New E-mail Scam Targeting Invoices and ACH Payments
There is a new scam where hackers take over a brand’s email account and request payment via ACH. This financial scam recently happened to a brand that we know. Please note: Bridge has not been a victim of this scam. We are warning businesses to ensure it does not happen to our friends.
Here is how the scam works:
1. A hacker takes control of an employee’s email account such as their Microsoft email user ID and password. This is likely done via a scam email which the employee receives pretending to be from Microsoft Office 365 asking it to sign into the software.
The hacker sends many versions of this email to all of the employees of the brand in hopes that one (or more) employee will click it.
2. Once the hacker obtains the employee's user ID and password, they change all the rules governing the email account which allow them to send and receive emails as the employee. This gives the hacker control of the email account and allows the hacker to send a scam email to the brand's customers. The scam email states that the brand no longer accepts payment via checks and all payments going forward would need to be made via ACH bank transfer. The fake employee email lists the hacker's own bank and bank info as the new payable account for the brand. After this email, the hacker starts hounding the brand’s customers with additional emails demanding immediate payment on all open invoices.
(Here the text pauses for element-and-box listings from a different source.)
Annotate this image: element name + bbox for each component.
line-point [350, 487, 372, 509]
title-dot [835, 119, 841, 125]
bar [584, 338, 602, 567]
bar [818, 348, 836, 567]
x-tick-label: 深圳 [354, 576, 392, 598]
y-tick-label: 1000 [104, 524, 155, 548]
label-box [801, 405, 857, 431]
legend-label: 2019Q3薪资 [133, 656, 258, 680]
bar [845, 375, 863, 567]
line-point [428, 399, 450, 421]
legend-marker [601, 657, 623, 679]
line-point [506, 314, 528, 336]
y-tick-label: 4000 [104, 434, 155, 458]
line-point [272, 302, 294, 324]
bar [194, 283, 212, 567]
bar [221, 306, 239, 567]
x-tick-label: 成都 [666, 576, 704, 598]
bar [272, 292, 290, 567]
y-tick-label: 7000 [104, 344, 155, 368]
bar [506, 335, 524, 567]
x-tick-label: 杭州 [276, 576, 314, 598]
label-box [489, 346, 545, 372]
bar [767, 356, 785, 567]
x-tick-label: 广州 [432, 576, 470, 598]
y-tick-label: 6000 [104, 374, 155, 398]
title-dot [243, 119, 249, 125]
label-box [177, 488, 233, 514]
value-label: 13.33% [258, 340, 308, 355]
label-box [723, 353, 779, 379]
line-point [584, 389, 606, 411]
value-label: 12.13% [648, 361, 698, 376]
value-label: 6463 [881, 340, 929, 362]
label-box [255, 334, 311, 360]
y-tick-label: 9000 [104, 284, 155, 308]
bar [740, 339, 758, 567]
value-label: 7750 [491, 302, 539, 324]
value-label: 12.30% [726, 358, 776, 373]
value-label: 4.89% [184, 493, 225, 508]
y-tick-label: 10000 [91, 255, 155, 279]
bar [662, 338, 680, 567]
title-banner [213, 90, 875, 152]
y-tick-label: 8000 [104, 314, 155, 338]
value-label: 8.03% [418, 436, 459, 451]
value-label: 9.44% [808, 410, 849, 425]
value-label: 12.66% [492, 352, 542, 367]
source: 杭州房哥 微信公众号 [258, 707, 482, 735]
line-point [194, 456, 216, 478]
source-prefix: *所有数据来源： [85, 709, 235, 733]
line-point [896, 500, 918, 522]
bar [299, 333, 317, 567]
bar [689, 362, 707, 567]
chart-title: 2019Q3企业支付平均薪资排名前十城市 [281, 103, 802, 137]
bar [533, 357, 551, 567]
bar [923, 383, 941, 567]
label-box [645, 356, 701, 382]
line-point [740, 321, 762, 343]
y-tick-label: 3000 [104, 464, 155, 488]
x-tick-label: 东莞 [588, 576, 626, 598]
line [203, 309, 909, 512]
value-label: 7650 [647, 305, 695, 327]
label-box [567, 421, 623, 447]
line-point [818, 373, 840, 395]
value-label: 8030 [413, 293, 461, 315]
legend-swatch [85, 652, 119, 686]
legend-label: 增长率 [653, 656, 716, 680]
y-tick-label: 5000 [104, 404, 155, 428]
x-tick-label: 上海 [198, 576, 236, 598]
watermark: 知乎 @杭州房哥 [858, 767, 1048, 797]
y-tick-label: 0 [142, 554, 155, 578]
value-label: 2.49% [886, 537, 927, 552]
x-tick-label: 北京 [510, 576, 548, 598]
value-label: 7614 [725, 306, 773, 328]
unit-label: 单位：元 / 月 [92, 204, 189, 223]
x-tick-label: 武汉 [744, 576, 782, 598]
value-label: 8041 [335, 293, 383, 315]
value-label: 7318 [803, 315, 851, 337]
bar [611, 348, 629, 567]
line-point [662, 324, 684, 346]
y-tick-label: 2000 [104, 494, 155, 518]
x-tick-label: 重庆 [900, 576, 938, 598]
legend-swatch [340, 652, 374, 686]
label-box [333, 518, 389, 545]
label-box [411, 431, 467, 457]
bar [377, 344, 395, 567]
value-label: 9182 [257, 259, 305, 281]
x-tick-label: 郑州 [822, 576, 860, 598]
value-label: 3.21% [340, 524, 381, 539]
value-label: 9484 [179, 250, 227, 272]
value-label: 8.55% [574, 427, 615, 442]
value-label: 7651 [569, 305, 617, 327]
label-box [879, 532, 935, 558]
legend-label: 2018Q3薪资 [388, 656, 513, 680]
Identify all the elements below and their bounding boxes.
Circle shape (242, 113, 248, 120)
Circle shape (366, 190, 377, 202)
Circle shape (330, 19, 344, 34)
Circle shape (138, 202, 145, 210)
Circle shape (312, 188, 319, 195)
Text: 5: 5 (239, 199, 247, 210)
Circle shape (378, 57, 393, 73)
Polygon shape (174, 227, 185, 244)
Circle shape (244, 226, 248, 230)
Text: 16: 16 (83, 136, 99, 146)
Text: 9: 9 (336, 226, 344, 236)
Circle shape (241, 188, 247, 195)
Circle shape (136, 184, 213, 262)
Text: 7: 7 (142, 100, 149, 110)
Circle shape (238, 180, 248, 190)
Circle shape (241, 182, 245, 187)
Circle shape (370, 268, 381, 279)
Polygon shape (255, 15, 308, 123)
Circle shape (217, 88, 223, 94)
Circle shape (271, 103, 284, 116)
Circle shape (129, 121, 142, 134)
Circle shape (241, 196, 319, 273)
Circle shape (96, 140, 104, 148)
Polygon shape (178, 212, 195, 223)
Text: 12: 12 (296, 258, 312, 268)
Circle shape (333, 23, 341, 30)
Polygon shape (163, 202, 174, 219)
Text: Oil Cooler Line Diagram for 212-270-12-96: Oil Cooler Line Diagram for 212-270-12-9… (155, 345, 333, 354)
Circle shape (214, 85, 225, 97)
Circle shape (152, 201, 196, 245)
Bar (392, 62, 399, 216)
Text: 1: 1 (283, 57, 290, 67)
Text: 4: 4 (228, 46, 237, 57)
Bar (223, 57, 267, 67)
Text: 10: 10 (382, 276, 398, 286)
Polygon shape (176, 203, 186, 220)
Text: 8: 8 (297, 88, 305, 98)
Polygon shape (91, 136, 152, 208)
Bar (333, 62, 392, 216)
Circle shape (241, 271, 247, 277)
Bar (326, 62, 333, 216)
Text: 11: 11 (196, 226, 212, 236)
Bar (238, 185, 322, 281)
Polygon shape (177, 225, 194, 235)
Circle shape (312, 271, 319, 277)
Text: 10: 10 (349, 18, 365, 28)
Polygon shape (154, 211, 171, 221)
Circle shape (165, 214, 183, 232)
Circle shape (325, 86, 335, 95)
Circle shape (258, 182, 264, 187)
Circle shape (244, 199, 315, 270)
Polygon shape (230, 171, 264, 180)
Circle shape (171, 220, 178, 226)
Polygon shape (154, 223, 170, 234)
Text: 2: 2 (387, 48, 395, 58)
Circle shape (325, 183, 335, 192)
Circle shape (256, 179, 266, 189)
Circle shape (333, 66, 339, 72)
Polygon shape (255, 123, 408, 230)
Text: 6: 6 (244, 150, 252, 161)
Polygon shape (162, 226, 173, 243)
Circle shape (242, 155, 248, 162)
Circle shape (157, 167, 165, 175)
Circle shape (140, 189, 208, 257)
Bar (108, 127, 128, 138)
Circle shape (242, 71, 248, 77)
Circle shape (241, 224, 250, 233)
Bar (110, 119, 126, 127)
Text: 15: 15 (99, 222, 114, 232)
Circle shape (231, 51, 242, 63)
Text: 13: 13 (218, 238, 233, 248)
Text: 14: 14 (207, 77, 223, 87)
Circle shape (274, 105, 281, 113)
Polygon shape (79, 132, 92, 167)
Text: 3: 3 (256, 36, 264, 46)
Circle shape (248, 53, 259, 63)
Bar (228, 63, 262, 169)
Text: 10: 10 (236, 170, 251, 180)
Fortunately for the brand that experienced this scam, its customers always pay on time and they had no invoices over 30 days old. The “pay me now” emails from the hacker posing as the brand employee frustrated the recipients. Finally, a customer called the brand to ask the brand to stop bugging it about payments that were not due yet. This is when the brand uncovered the scam. The brand was very lucky to uncover this scam before any money was sent to the hacker's bank account.